Sertifikasi 240 Guru di Unismuh

Guru saat berkumpul di Kongres Guru Nasional. (Foto: Abror Rizki/Setneg) Guru saat berkumpul di Kongres Guru Nasional. (Foto: Abror Rizki/Setneg)

MAKASSAR – Pendidikan dan Latihan Profesi Guru (PLPG) Rayon 146 Unismuh Makassar digelar Fakultas Keguruan dan Ilmu Pendidikan (FKIP) Universitas Muhammadiyah (Unismuh) Makassar diikuti sebanyak 240 orang guru.

Ketua Penanggung jawab PLPG Sukri Syamsuri mengatakan, kuota sertifikasi guru khusus di Sulawesi Selatan, yakni 200 ribu orang sampai saat ini masih tersisa 1.500 guru.

“Dari kuota yang masih tersisa tersebut, rayon 146 Unismuh mendapat kuota 240 guru untuk mengikuti PLPG Sertifikasi Guru, dibagi menjadi dua gelombang dan setiap gelombang berjumlah 120 orang terdiri empat kelas,” kata Sukri, di Auditorium Al-Amien, Kampus Unismuh, Senin (2/12/2013).

Ditambahkan dia, peserta yang mengikuti PLPG Sertifikasi Guru Gelombang ke-9 dan 10 adalah yang dinyatakan lulus syarat sebagai kuota optimalisasi dari guru kelas (Guru Sekolah Dasar).

Sukri menegaskan, penentuan kelulusan setiap peserta ditentukan berdasarkan nilai yang diperoleh setiap sub penilaian minimal memperoleh 40 sehingga diharapkan mampu mengikuti seluruh rangkaian pelatihan pada 2-12 Desember 2013.

Sementara itu, Wakil Rektor (WR) II Unismuh Hj Rosleny B mengatakan, PLPG ini bukan hanya formalitas tetapi proses untuk mendapatkan predikat guru profesional sehingga keluaran dari pelatihan ini harus mampu meningkatkan kualitas proses belajar mengajar.

Di tempat yang sama, Wakil Dekan (WD) IV Unismuh H. Hambali menyebutkan, dasar dalam pelaksanaan PLPG ini sesuai dengan tujuan dan fungsi guru itu sendiri.
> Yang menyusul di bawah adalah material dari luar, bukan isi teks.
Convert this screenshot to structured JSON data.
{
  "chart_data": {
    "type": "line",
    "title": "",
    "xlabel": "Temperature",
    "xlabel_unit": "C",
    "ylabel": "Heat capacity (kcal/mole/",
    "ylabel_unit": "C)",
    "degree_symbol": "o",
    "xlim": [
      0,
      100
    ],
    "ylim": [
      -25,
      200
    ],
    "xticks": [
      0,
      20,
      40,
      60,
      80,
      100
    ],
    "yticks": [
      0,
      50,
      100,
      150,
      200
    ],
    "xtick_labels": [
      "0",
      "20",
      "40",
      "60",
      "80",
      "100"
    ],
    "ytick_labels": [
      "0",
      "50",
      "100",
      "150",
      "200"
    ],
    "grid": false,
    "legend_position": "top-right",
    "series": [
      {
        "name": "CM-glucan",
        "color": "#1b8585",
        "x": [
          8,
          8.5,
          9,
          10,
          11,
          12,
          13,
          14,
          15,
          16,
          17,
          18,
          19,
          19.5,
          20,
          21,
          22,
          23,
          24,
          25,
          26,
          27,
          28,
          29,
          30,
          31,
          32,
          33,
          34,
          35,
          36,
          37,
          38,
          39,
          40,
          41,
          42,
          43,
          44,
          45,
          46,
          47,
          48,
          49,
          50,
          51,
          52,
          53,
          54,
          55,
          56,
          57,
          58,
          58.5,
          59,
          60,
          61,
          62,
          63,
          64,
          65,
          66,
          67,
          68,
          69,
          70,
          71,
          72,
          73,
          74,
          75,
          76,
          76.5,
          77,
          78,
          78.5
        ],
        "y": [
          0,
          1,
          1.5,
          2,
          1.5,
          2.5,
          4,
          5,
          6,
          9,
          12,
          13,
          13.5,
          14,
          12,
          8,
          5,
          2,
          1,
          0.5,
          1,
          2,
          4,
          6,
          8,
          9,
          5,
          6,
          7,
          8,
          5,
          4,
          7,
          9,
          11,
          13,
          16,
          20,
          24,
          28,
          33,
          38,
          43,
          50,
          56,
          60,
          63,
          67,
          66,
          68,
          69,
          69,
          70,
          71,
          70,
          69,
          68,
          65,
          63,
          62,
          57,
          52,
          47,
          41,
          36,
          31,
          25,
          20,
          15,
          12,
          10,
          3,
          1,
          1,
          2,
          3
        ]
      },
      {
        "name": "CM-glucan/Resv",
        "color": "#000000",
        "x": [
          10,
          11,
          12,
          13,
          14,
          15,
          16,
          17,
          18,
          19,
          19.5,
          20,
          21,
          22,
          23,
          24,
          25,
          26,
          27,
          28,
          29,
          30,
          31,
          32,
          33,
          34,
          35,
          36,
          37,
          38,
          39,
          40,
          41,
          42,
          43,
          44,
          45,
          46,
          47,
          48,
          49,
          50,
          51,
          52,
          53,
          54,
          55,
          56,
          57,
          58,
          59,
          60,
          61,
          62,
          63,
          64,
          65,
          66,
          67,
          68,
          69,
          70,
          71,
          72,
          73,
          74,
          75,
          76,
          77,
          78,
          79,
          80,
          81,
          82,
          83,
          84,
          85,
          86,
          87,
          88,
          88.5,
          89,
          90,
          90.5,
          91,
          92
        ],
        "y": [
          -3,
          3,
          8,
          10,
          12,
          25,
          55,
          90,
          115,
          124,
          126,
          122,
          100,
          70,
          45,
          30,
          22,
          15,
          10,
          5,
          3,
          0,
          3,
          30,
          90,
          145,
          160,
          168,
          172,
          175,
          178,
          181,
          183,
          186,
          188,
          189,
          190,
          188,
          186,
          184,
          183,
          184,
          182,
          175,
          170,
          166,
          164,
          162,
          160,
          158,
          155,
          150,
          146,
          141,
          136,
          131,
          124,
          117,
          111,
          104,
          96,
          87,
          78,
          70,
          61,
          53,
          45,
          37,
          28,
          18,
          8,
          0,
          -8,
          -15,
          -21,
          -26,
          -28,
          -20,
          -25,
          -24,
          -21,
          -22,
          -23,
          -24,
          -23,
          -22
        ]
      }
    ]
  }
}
“Guru adalah pendidikan profesional, mendidik, mengajar, melatih karena penentu dalam membentuk generasi yang cerdas khususnya dari tiga aspek yakni afektif, kognitif dan psikumotorik,” ujar Hambali.

Diimbuhkannya, nilai dari tujuan Pendidikan Nasional, yakni untuk mengembangkan peserta didik pengetahuan sesuai mempunyai kompetensi di dalam bidang ilmunya mampu direalisasikan secara profesional.